Tree-walking Visitors
The visitor pattern allows for clean separation between your DSL’s structure and the operations performed on it. This technique is especially useful for implementing multiple interpretations of your DSL without modifying its core representation.
trait Visitor<T> {
fn visit_number(&mut self, value: f64) -> T;
fn visit_identifier(&mut self, name: &str) -> T;
fn visit_binary_op(&mut self, op: &str, left: &Expr, right: &Expr) -> T;
}
enum Expr {
Number(f64),
Identifier(String),
BinaryOp {
op: String,
left: Box<Expr>,
right: Box<Expr>,
},
}
impl Expr {
fn accept<T>(&self, visitor: &mut impl Visitor<T>) -> T {
match self {
Expr::Number(n) => visitor.visit_number(*n),
Expr::Identifier(name) => visitor.visit_identifier(name),
Expr::BinaryOp { op, left, right } => visitor.visit_binary_op(op, left, right),
}
}
}
struct Evaluator {
variables: std::collections::HashMap<String, f64>,
}
impl Visitor<Result<f64, String>> for Evaluator {
fn visit_number(&mut self, value: f64) -> Result<f64, String> {
Ok(value)
}
fn visit_identifier(&mut self, name: &str) -> Result<f64, String> {
self.variables.get(name)
.copied()
.ok_or_else(|| format!("Undefined variable: {}", name))
}
fn visit_binary_op(&mut self, op: &str, left: &Expr, right: &Expr) -> Result<f64, String> {
let left_val = left.accept(self)?;
let right_val = right.accept(self)?;
match op {
"+" => Ok(left_val + right_val),
"-" => Ok(left_val - right_val),
"*" => Ok(left_val * right_val),
"/" => {
if right_val == 0.0 {
Err("Division by zero".to_string())
} else {
Ok(left_val / right_val)
}
}
_ => Err(format!("Unknown operator: {}", op)),
}
}
}
struct PrettyPrinter;
impl Visitor<String> for PrettyPrinter {
fn visit_number(&mut self, value: f64) -> String {
value.to_string()
}
fn visit_identifier(&mut self, name: &str) -> String {
name.to_string()
}
fn visit_binary_op(&mut self, op: &str, left: &Expr, right: &Expr) -> String {
format!("({} {} {})", left.accept(self), op, right.accept(self))
}
}
// Usage
let expr = Expr::BinaryOp {
op: "*".to_string(),
left: Box::new(Expr::Number(2.0)),
right: Box::new(Expr::BinaryOp {
op: "+".to_string(),
left: Box::new(Expr::Identifier("x".to_string())),
right: Box::new(Expr::Number(3.0)),
}),
};
let mut evaluator = Evaluator {
variables: [("x".to_string(), 5.0)].into_iter().collect(),
};
let result = expr.accept(&mut evaluator).unwrap(); // 16.0
let mut printer = PrettyPrinter;
let formatted = expr.accept(&mut printer); // "(2 * (x + 3))"
I’ve found that implementing a visitor-based approach early in DSL development pays dividends later—especially as you add more operations like optimization, validation, and code generation without cluttering your core AST implementation.
By combining these seven techniques, you can create DSLs in Rust that are expressive, type-safe, and efficient.
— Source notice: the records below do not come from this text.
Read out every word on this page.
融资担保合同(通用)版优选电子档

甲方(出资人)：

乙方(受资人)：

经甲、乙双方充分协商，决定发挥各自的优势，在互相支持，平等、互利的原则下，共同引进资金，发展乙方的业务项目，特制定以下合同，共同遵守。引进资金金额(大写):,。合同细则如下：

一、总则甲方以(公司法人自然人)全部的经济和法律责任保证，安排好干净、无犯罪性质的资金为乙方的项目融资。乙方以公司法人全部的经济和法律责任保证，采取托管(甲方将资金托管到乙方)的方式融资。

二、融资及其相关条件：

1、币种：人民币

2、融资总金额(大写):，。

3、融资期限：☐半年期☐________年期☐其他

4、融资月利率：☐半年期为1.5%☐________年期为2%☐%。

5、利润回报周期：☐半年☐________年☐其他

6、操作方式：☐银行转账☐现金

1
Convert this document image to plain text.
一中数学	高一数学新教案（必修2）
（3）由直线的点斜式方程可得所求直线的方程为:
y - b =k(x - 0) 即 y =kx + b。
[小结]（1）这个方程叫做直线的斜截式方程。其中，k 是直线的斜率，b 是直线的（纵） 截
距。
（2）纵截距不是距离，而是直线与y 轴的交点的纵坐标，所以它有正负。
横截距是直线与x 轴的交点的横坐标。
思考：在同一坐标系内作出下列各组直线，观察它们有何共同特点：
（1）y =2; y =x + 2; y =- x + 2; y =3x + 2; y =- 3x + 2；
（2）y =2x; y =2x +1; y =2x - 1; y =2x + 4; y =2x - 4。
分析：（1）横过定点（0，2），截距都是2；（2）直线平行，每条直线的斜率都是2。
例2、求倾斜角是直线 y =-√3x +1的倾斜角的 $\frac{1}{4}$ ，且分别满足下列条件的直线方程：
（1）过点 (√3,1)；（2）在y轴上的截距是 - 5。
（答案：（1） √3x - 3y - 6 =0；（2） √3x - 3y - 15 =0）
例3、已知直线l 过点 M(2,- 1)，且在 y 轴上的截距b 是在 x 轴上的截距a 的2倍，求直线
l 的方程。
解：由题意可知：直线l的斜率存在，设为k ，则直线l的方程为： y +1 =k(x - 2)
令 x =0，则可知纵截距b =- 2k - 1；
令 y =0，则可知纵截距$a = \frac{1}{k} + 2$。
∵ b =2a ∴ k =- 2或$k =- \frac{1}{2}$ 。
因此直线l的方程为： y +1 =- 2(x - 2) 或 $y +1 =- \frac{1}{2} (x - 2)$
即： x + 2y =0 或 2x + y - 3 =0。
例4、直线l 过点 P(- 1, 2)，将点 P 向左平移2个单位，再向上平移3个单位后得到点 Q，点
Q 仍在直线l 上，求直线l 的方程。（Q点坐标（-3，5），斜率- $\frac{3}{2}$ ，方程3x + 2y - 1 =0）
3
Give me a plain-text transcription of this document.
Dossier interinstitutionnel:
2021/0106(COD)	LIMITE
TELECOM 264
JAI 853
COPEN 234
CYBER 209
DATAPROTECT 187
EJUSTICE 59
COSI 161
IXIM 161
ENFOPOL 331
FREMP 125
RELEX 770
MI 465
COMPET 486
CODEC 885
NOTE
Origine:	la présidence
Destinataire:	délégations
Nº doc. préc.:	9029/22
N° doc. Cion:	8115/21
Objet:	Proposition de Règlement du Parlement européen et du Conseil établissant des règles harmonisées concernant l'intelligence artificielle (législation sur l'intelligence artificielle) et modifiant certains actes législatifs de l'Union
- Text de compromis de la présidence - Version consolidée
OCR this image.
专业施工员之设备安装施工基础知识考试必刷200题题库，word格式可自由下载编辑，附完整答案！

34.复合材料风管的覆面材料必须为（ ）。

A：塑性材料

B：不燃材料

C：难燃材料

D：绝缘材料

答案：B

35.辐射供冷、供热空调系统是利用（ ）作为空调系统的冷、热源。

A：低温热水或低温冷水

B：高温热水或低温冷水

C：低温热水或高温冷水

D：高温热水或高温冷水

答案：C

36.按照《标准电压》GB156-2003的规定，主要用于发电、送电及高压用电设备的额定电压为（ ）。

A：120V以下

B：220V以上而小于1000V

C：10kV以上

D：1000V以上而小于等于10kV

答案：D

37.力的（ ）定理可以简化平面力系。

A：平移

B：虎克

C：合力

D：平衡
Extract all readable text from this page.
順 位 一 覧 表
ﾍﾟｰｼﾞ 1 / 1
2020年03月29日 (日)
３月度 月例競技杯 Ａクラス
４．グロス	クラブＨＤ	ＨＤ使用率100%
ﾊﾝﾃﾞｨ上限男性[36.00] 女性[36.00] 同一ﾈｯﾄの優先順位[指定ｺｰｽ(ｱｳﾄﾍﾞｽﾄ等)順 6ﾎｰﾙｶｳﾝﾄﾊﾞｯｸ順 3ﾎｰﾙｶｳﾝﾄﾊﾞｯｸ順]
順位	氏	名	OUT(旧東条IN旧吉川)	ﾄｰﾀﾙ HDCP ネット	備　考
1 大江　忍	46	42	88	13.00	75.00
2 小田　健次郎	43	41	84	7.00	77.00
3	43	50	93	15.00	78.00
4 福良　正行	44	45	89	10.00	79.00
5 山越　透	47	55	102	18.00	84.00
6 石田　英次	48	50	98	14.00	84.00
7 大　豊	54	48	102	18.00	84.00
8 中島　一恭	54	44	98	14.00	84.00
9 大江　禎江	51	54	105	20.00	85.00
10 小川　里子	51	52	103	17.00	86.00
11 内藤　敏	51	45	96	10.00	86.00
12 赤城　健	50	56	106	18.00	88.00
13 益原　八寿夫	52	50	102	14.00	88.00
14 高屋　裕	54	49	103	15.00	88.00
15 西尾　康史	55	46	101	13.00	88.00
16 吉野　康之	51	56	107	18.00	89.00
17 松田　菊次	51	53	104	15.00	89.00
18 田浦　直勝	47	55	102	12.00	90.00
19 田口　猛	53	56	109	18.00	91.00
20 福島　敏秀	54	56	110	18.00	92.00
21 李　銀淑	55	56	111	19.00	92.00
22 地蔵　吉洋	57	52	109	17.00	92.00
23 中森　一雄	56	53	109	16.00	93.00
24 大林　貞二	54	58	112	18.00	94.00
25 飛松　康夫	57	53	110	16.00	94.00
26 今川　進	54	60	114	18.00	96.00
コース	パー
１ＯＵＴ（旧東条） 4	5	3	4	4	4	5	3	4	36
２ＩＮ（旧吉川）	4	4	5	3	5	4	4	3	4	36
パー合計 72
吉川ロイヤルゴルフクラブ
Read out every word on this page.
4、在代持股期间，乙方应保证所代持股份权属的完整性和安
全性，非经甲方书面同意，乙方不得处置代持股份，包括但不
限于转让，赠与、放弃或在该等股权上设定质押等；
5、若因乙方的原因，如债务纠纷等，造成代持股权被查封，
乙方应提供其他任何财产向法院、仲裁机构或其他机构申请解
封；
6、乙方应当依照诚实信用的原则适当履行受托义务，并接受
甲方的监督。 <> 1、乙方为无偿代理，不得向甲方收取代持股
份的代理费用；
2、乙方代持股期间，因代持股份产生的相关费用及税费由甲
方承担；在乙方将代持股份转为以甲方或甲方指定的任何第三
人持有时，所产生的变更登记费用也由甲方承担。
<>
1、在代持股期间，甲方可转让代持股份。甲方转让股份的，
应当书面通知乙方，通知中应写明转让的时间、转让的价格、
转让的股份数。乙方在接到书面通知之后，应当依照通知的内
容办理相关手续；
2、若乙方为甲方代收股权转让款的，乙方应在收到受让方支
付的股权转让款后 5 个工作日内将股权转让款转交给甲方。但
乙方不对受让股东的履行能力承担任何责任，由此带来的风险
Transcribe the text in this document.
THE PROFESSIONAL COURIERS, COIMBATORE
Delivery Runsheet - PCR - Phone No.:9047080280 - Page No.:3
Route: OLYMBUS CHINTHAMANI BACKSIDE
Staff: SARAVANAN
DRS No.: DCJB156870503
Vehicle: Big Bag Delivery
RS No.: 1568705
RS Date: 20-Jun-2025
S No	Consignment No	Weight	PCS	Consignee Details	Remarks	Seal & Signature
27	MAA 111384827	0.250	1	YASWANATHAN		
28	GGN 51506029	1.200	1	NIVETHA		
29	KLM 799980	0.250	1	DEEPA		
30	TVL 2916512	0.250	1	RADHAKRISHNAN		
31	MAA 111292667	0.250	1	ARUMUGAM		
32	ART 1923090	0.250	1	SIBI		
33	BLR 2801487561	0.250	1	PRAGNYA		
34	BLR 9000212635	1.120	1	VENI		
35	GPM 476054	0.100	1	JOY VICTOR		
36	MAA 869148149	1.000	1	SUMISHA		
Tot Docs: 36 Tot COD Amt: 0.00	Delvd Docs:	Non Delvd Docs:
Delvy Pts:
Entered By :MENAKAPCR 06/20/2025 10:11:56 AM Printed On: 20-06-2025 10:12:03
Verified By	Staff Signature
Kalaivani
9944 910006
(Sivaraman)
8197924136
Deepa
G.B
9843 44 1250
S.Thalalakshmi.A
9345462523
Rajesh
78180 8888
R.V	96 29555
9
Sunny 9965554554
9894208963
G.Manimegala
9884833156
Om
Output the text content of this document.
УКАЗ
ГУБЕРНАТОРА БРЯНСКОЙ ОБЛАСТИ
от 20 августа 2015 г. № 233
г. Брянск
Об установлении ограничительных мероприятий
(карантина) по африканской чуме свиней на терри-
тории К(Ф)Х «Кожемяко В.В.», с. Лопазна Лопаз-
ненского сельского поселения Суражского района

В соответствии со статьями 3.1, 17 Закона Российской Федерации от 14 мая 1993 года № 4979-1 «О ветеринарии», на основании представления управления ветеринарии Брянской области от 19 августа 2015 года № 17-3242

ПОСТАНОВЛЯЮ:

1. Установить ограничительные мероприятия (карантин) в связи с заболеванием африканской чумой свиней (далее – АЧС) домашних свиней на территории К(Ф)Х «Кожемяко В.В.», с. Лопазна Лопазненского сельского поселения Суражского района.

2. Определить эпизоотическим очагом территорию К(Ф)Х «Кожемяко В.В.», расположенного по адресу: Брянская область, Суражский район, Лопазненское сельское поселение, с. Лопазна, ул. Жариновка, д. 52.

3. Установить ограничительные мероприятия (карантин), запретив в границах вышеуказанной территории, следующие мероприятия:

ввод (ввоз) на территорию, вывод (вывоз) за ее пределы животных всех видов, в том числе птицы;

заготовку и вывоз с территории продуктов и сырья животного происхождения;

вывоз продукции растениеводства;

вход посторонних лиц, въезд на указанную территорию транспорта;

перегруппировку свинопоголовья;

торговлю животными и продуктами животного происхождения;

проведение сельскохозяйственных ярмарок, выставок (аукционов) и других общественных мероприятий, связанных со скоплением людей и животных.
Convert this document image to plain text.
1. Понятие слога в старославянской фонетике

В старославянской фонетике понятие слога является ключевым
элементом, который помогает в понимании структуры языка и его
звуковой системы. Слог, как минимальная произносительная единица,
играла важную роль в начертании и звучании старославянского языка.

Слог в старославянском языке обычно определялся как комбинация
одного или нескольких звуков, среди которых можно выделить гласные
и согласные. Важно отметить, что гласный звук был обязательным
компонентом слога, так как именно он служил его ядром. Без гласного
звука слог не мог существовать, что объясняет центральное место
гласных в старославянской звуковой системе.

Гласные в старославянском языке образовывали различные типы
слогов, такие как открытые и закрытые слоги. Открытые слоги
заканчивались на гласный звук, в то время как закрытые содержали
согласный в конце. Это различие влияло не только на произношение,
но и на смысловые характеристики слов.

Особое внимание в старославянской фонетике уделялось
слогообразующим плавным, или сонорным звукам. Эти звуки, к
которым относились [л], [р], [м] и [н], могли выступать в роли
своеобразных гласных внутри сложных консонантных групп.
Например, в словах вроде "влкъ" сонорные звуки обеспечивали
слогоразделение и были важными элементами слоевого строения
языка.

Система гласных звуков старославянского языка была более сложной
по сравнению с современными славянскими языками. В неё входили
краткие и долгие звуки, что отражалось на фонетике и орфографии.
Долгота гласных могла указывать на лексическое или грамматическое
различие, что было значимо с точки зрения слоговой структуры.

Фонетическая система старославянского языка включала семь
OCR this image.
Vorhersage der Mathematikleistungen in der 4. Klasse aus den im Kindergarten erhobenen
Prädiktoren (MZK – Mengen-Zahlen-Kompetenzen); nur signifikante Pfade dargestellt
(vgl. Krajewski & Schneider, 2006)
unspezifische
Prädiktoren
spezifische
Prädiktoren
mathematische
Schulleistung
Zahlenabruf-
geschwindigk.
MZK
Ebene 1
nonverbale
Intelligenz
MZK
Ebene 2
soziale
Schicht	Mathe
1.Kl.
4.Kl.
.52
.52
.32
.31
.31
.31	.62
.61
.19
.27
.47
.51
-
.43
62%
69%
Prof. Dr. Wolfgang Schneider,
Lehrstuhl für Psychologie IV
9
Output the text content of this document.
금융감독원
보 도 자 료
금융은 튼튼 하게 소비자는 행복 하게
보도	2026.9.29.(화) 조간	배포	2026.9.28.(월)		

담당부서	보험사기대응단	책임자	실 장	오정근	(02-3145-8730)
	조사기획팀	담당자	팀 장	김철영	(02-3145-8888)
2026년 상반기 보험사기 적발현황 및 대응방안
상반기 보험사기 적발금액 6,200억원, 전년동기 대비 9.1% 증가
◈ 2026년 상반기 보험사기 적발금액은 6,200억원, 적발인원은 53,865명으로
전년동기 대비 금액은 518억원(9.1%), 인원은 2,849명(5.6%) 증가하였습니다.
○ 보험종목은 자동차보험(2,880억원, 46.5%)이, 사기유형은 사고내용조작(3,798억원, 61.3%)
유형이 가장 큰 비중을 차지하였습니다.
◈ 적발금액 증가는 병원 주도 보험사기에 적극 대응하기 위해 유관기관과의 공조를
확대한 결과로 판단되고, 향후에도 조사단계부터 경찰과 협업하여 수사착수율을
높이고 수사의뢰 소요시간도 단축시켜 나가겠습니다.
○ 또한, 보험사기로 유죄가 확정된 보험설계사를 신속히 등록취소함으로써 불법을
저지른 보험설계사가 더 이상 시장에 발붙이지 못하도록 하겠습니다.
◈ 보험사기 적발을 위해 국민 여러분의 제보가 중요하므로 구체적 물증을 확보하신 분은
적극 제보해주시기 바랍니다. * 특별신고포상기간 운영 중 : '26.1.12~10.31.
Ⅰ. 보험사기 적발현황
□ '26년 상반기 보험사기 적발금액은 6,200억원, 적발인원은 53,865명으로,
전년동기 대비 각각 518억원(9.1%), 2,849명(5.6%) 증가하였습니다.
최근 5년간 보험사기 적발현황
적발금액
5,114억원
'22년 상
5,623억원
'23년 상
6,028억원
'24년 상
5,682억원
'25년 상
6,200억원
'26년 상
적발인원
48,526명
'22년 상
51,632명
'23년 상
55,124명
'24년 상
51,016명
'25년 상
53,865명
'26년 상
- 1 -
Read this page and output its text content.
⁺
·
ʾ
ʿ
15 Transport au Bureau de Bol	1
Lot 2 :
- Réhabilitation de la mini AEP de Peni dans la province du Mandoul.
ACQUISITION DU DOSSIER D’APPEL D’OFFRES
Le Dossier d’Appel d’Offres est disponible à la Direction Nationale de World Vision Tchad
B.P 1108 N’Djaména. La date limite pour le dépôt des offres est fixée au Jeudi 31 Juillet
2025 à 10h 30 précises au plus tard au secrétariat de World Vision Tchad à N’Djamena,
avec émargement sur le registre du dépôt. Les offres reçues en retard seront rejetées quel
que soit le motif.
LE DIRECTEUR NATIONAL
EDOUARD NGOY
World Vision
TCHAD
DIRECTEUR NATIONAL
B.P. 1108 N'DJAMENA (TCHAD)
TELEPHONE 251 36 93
Each approach has its strengths, and often the most effective DSLs combine multiple techniques to achieve the best balance of usability and performance.
The most important lesson I’ve learned is to start with the user experience you want to create and work backward to choose the right implementation techniques. Focus on making your DSL feel natural and intuitive to the target users, and the technical implementation decisions will follow more clearly.